Il giorno in cui è venuto ad abitare nella nostra casa avevo intenzione di invitare gli inquilini del palazzo per conoscerlo e dargli il benvenuto. L’amministratore mi ha negato l’uso della sala condominiale (alcuni avevano protestato), e poi sono venuti ad incontrarlo solo in tre (di cui due sono catechisti). Ma questo era nel conto, la casa è stata aperta non solo per accogliere alcuni profughi, ma anzitutto per cambiare noi, perché anche noi, come Abramo e Sara, accogliendo scopriamo una nuova fecondità. Adesso, dopo solo 20 giorni, le cose vanno già molto meglio, Ibrahim sta conquistano tutti con la sua educazione e il suo sorriso.
Domani verranno ad abitare altri due giovani di 18 anni. Saed e Sohel.
Non è stato poi così difficile.
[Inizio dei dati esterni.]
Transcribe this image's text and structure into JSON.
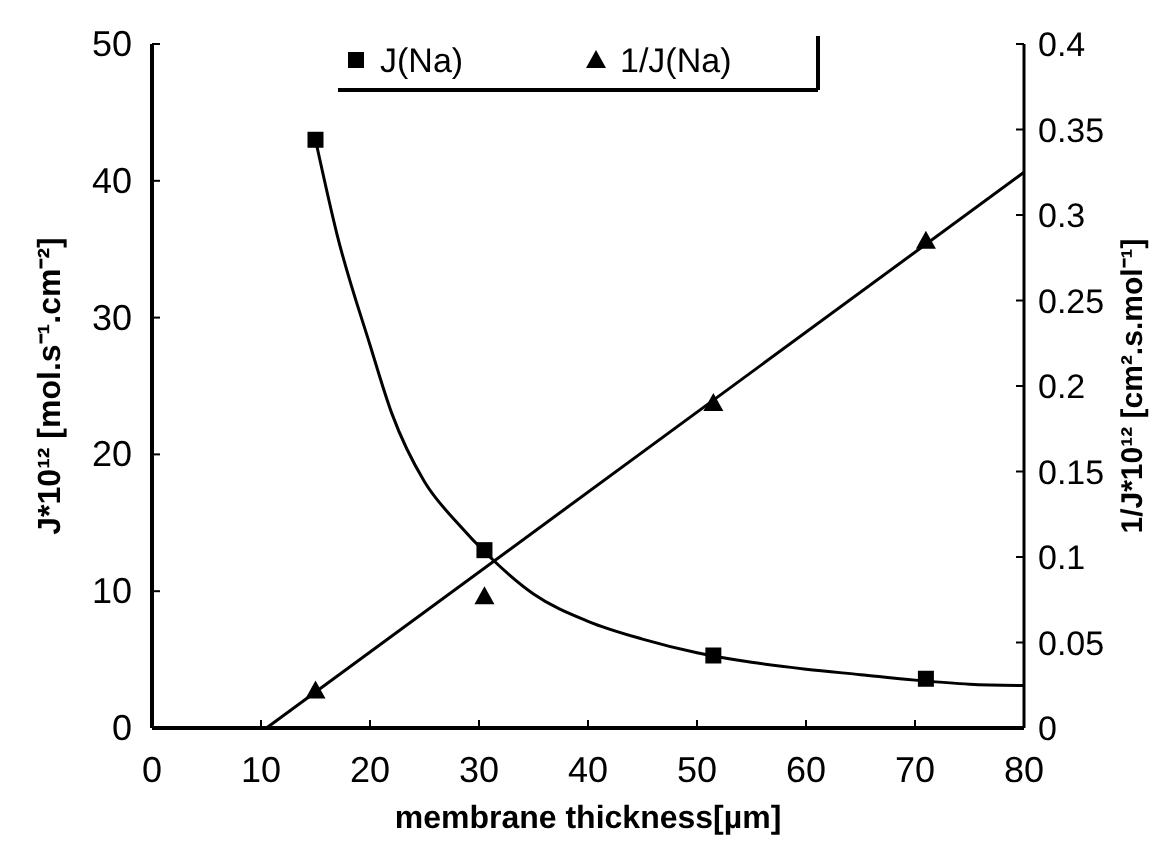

Qualcuno ha mandato i suoi angeli perché non inciampassero nella pietra i nostri piedi (Salmo 91,12).
Nei prossimi giorni altre famiglie di profughi arriveranno nel nostro paese attraverso il canale umanitario aperto dalla Tavola Valdese e dalla Comunità di Sant’Egidio. Altre parrocchie vorranno rispondere all’appello del papa?